Mais lorsque le père se met à arranger des mariages à deux de ses fils, le film passe de l'étude de moeurs de toute une communauté, à un drame familial en huis clos. Alors que la famille Khan implose, les personnages qui n'étaient jusqu'ici que des stéréotypes ambulants, simples moteurs de situations comiques, prennent consistance. Et on entre sans l'avoir vu venir dans le traquenard en clair-obscur d'une tragi-comédie.
Avec comme pilier central, un personnage que n'aurait pas renié Shakespeare: Georges Kahn.
Très justement surnommé Genghis Kahn par ses enfants, il leur impose les traditions d'un pays qui n'est pas le leur. Ce n'est pas par conviction qu'il le fait -puisque lui-même a épousé une anglaise- mais pour une question d'honneur.
Loin d'être caricatural, son personnage est bien plus complexe qu'il n'y paraît. Il est un émigré, perdu entre deux pays, entre deux cultures... Mais il est aussi un père tiraillé entre l'amour de sa famille et les codes d'honneur de sa communauté.

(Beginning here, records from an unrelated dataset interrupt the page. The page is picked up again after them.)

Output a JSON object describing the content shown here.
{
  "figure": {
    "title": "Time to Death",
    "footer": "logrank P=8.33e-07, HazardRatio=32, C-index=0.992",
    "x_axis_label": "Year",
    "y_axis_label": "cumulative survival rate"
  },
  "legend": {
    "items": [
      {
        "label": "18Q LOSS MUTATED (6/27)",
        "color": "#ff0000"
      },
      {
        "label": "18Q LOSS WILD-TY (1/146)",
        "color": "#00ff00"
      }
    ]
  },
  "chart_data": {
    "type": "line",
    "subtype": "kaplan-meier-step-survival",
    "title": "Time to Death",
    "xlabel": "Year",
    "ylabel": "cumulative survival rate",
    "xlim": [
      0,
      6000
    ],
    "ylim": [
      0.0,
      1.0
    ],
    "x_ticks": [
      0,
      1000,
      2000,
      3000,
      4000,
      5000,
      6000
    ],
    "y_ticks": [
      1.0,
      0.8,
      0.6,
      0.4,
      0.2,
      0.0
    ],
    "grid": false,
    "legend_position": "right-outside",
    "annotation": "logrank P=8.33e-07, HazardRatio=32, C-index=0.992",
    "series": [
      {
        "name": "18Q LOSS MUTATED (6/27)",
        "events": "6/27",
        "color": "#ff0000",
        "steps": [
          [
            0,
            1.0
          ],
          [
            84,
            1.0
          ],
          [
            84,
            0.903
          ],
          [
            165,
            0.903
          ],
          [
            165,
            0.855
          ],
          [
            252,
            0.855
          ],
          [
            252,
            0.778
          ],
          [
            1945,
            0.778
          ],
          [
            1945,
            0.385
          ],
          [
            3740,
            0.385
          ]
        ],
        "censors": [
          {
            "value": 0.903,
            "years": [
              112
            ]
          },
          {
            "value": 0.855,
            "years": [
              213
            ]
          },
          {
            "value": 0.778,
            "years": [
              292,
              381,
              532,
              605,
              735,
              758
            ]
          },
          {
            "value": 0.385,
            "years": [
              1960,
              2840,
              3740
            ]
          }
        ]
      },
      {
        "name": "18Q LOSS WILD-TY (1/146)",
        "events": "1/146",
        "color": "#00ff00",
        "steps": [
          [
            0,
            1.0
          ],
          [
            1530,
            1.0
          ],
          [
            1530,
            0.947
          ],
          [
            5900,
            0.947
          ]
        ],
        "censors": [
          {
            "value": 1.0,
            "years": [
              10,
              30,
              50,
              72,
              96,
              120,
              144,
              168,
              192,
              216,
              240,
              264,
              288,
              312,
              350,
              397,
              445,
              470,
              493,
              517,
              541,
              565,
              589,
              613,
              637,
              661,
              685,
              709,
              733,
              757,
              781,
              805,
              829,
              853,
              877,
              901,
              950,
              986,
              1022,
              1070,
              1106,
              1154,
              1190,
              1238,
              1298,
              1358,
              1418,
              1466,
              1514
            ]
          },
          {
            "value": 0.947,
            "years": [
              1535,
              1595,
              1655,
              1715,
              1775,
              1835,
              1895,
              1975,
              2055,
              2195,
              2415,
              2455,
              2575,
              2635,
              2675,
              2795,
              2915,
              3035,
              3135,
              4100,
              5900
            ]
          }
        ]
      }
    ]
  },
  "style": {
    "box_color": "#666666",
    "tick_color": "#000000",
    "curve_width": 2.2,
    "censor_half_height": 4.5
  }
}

Chaque personnage, d'ailleurs, possède sa propre dualité, que la magnifique bande originale vient souligner dans un mélange de rythmes pakistanais et british.

« Fish and Chips » a été un véritable succès public en Angleterre. Et même si son sujet peut nous paraître lointain, cette chronique parle avant tout de famille, d'éducation, de rapports père/fils, de choc des cultures, et elle en parle avec tant de force et de sincérité qu'on ne peut qu'être touché.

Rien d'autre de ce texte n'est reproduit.